By Ann Saphir
Feb 10 (Reuters) - Federal Reserve Governor Christopher
Waller on Friday had a pair of warnings for those involved in
cryptocurrency assets, telling buyers they could lose their
investments, and banks that they must guard against bad actors
and risks to the financial system.
In recent months the cryptocurrency industry has been roiled
by massive losses for investors, bankruptcies of crypto
exchanges, lenders and payment platforms, and high-profile court
cases including a criminal case against FTX founder Sam
Bankman-Fried. U.S. regulators including the U.S. central bank
have told banks they need to be more careful about fraud risk.
In remarks prepared for delivery to a Global Interdependence
Center conference, Waller said so far the spillover to the
broader financial system has been "minimal," and it is critical
that regulators make sure to mitigate financial stability risks
associated with stress in the crypto industry.

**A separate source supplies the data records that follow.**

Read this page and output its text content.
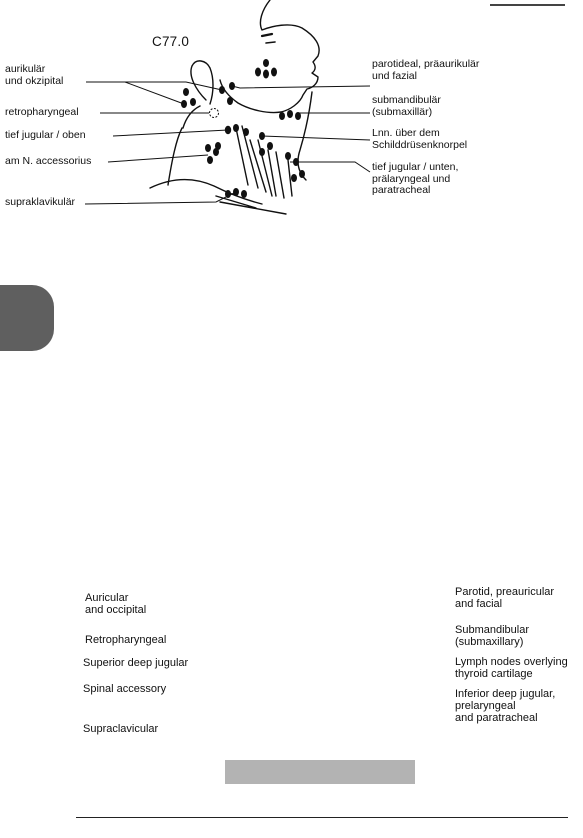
C77.0
aurikulär
und okzipital
retropharyngeal
tief jugular / oben
am N. accessorius
supraklavikulär
parotideal, präaurikulär
und fazial
submandibulär
(submaxillär)
Lnn. über dem
Schilddrüsenknorpel
tief jugular / unten,
prälaryngeal und
paratracheal
Auricular
and occipital
Retropharyngeal
Superior deep jugular
Spinal accessory
Supraclavicular
Parotid, preauricular
and facial
Submandibular
(submaxillary)
Lymph nodes overlying
thyroid cartilage
Inferior deep jugular,
prelaryngeal
and paratracheal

At the same time, he said, banks considering engagement in
cryptocurrency must meet "know your customer" and anti-money
laundering requirements, and must ensure they monitor customers'
business models and risk-management systems so that the bank is
"not left holding the bag" if there is a crypto meltdown
Waller had an even starker warning for traders of
cryptocurrency: as assets that have no intrinsic value,
cryptocurrencies are risky.
"If people want to hold such an asset, then go for it,"
Waller said. "However, if you buy crypto assets and the price
goes to zero at some point, please don't be surprised and don't
expect taxpayers to socialize your losses."